Using satellite images of vegetation, the researchers can forecast where wildfire risk peaks in boreal forests by tracking moisture in fuel sources like leaves.
"Moisture is a critical factor in human-caused fires," said Paul Pickell, a postdoctoral fellow in the faculty of forestry at UBC. "By tracking greening vegetation, which is a reliable proxy for moisture content, we can predict the risk of a human-caused wildfire with 10-day accuracy by the end of March."
The spring burning window—between snow melting and plants sprouting new greenery—is the riskiest time for human-caused wildfires in northern boreal forests as found in Alberta and British Columbia. It is also the most dangerous time of the year for loss of property and infrastructure.
The system was developed and tested for nearly 400,000 square kilometres of forested land in Alberta, where more than two-thirds of human-caused wildfires occur during the spring burning window.
The researchers began by working backwards: they first matched the timing of human-caused wildfires between 2000 and 2014 with seasonal vegetation growth and calculated a greenness index.

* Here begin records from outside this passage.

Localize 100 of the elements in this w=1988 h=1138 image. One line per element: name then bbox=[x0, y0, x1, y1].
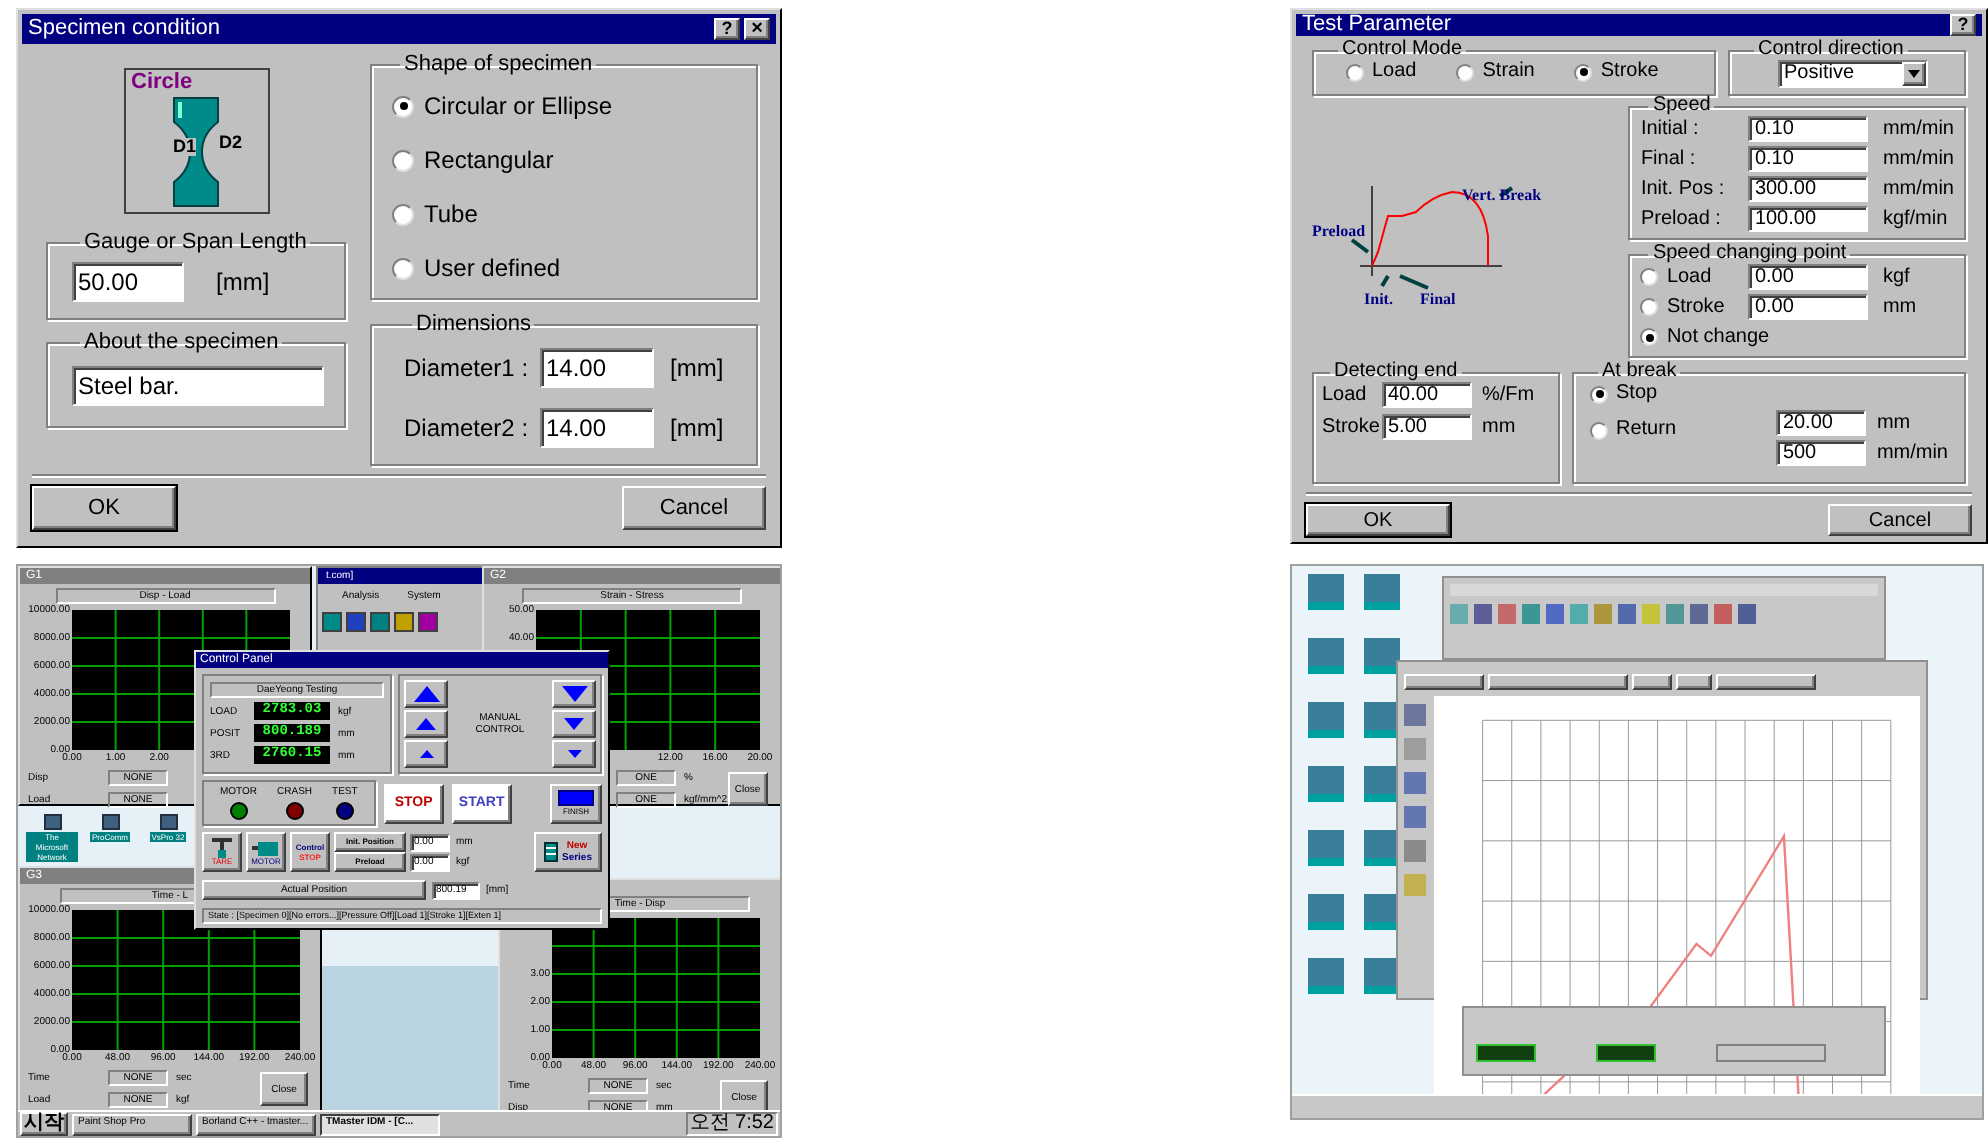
up-arrow-button[interactable] bbox=[404, 680, 448, 708]
start-button[interactable]: 시작 bbox=[20, 1112, 68, 1136]
radio-button[interactable] bbox=[1640, 298, 1659, 316]
press-icon bbox=[210, 838, 234, 858]
text-field[interactable]: 0.00 bbox=[1748, 264, 1869, 290]
up-arrow-button[interactable] bbox=[404, 740, 448, 768]
group-title: At break bbox=[1600, 362, 1679, 382]
option-label: Rectangular bbox=[424, 144, 554, 178]
diagram-label: Vert. Break bbox=[1462, 184, 1542, 208]
field-label: Init. Pos : bbox=[1640, 177, 1727, 201]
tab-strip-item[interactable] bbox=[1404, 674, 1484, 690]
text-field[interactable]: 40.00 bbox=[1382, 382, 1472, 408]
radio-button[interactable] bbox=[1590, 421, 1608, 439]
motor-icon bbox=[252, 839, 280, 857]
up-arrow-button[interactable] bbox=[404, 710, 448, 738]
text-field[interactable]: 20.00 bbox=[1776, 410, 1867, 436]
group-title: Gauge or Span Length bbox=[82, 230, 309, 254]
text-field[interactable]: 0.10 bbox=[1748, 146, 1869, 172]
desktop-icon[interactable] bbox=[159, 814, 177, 830]
text-field[interactable]: 300.00 bbox=[1748, 176, 1869, 202]
help-button[interactable]: ? bbox=[1950, 14, 1976, 36]
shape-caption: Circle bbox=[131, 72, 193, 94]
unit-label: mm/min bbox=[1882, 117, 1954, 141]
option-label: Tube bbox=[424, 198, 478, 232]
unit-label: [mm] bbox=[670, 412, 724, 446]
field-label: Diameter1 : bbox=[404, 352, 531, 386]
down-arrow-button[interactable] bbox=[552, 680, 596, 708]
option-label: Circular or Ellipse bbox=[424, 90, 613, 124]
desktop-icon[interactable] bbox=[101, 814, 119, 830]
group-title: Detecting end bbox=[1332, 362, 1460, 382]
text-field[interactable]: 50.00 bbox=[72, 262, 184, 302]
dialog-button[interactable]: OK bbox=[32, 486, 176, 530]
field-label: Initial : bbox=[1640, 117, 1701, 141]
unit-label: mm bbox=[1882, 295, 1917, 319]
unit-label: kgf/min bbox=[1882, 207, 1948, 231]
radio-button[interactable] bbox=[392, 203, 414, 225]
text-field[interactable]: Steel bar. bbox=[72, 366, 324, 406]
dialog-button[interactable]: Cancel bbox=[1828, 504, 1972, 536]
d1-label: D1 bbox=[173, 138, 197, 156]
dialog-button[interactable]: Cancel bbox=[622, 486, 766, 530]
readout-box bbox=[1716, 1044, 1826, 1062]
specimen-drawing bbox=[170, 94, 222, 210]
window-title: Specimen condition bbox=[28, 18, 221, 40]
down-arrow-button[interactable] bbox=[552, 710, 596, 738]
d2-label: D2 bbox=[219, 134, 243, 152]
option-label: User defined bbox=[424, 252, 561, 286]
group-title: Speed changing point bbox=[1650, 244, 1849, 264]
dialog-button[interactable]: OK bbox=[1306, 504, 1450, 536]
field-label: Stroke bbox=[1322, 415, 1382, 439]
radio-button[interactable] bbox=[392, 149, 414, 171]
option-label: Return bbox=[1616, 418, 1677, 442]
text-field[interactable]: 0.10 bbox=[1748, 116, 1869, 142]
field-label: Load bbox=[1322, 383, 1369, 407]
radio-button[interactable] bbox=[1574, 63, 1593, 81]
caret-icon bbox=[1902, 62, 1926, 86]
tab-strip-item[interactable] bbox=[1676, 674, 1712, 690]
led-display bbox=[1476, 1044, 1536, 1062]
clock: 오전 7:52 bbox=[685, 1112, 778, 1136]
down-arrow-button[interactable] bbox=[552, 740, 596, 768]
unit-label: kgf bbox=[1882, 265, 1910, 289]
option-label: Load bbox=[1666, 265, 1712, 289]
text-field[interactable]: 14.00 bbox=[540, 348, 654, 388]
text-field[interactable]: 0.00 bbox=[1748, 294, 1869, 320]
diagram-label: Final bbox=[1420, 288, 1456, 312]
radio-button[interactable] bbox=[392, 95, 414, 117]
radio-button[interactable] bbox=[1590, 385, 1608, 403]
diagram-label: Init. bbox=[1364, 288, 1393, 312]
option-label: Stroke bbox=[1600, 60, 1659, 84]
help-button[interactable]: ? bbox=[714, 18, 740, 40]
field-label: Diameter2 : bbox=[404, 412, 531, 446]
unit-label: mm bbox=[1876, 411, 1911, 435]
panel-icon bbox=[543, 842, 558, 862]
option-label: Load bbox=[1372, 60, 1417, 84]
text-field[interactable]: 500 bbox=[1776, 440, 1867, 466]
group-title: Speed bbox=[1650, 96, 1713, 116]
group-title: Dimensions bbox=[414, 312, 533, 336]
radio-button[interactable] bbox=[1456, 63, 1475, 81]
unit-label: mm/min bbox=[1882, 177, 1954, 201]
radio-button[interactable] bbox=[1346, 63, 1364, 81]
close-button[interactable]: × bbox=[744, 18, 770, 40]
group-title: Control Mode bbox=[1340, 40, 1465, 60]
desktop-icon[interactable] bbox=[43, 814, 61, 830]
radio-button[interactable] bbox=[392, 257, 414, 279]
radio-button[interactable] bbox=[1640, 328, 1659, 346]
up-triangle-icon bbox=[419, 750, 433, 758]
radio-button[interactable] bbox=[1640, 268, 1659, 286]
tab-strip-item[interactable] bbox=[1632, 674, 1672, 690]
unit-label: mm/min bbox=[1876, 441, 1948, 465]
text-field[interactable]: 5.00 bbox=[1382, 414, 1472, 440]
up-triangle-icon bbox=[413, 686, 439, 702]
field-label: Final : bbox=[1640, 147, 1698, 171]
text-field[interactable]: 100.00 bbox=[1748, 206, 1869, 232]
option-label: Not change bbox=[1666, 325, 1770, 349]
group-title: Shape of specimen bbox=[402, 52, 595, 76]
unit-label: mm/min bbox=[1882, 147, 1954, 171]
tab-strip-item[interactable] bbox=[1716, 674, 1816, 690]
text-field[interactable]: 14.00 bbox=[540, 408, 654, 448]
down-triangle-icon bbox=[561, 686, 587, 702]
tab-strip-item[interactable] bbox=[1488, 674, 1628, 690]
dropdown[interactable]: Positive bbox=[1778, 60, 1928, 88]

They then used satellite data to predict when plants would begin to produce new leaves again as a marker of peak fire risk.
To test the system, the researchers simulated satellite data and then compared it to the known date of vegetation greening. The predicted "greening date" was then checked against a network of remote cameras that were installed in the forests for the purpose of observing vegetation greening on the ground.
"For example, we found that the conditions were just right in the spring of 2016 to allow the Fort McMurray fire to spread rapidly to the surrounding leafless vegetation," said Pickell.
The Fort McMurray fire that ignited in May 2016 was the costliest natural disaster in Canadian history, resulting in an estimated $3.58 billion of insurable damages and the evacuation of approximately 88,000 residents. The risk of human-caused wildfires is expected to increase in northern forests as the climate becomes warmer and drier and more people move into formerly remote regions.
"This could be a really cost-effective tool for wildfire managers to help them determine where they should deploy their firefighting resources, and the early warning may be available for most forests before the start of the fire season," said Pickell.
The early warning system could be used by wildfire managers across North America, Europe and Russia using open-access satellite observations of the Earth.
The study was published today in Scientific Reports, an open-source journal from the publishers of Nature.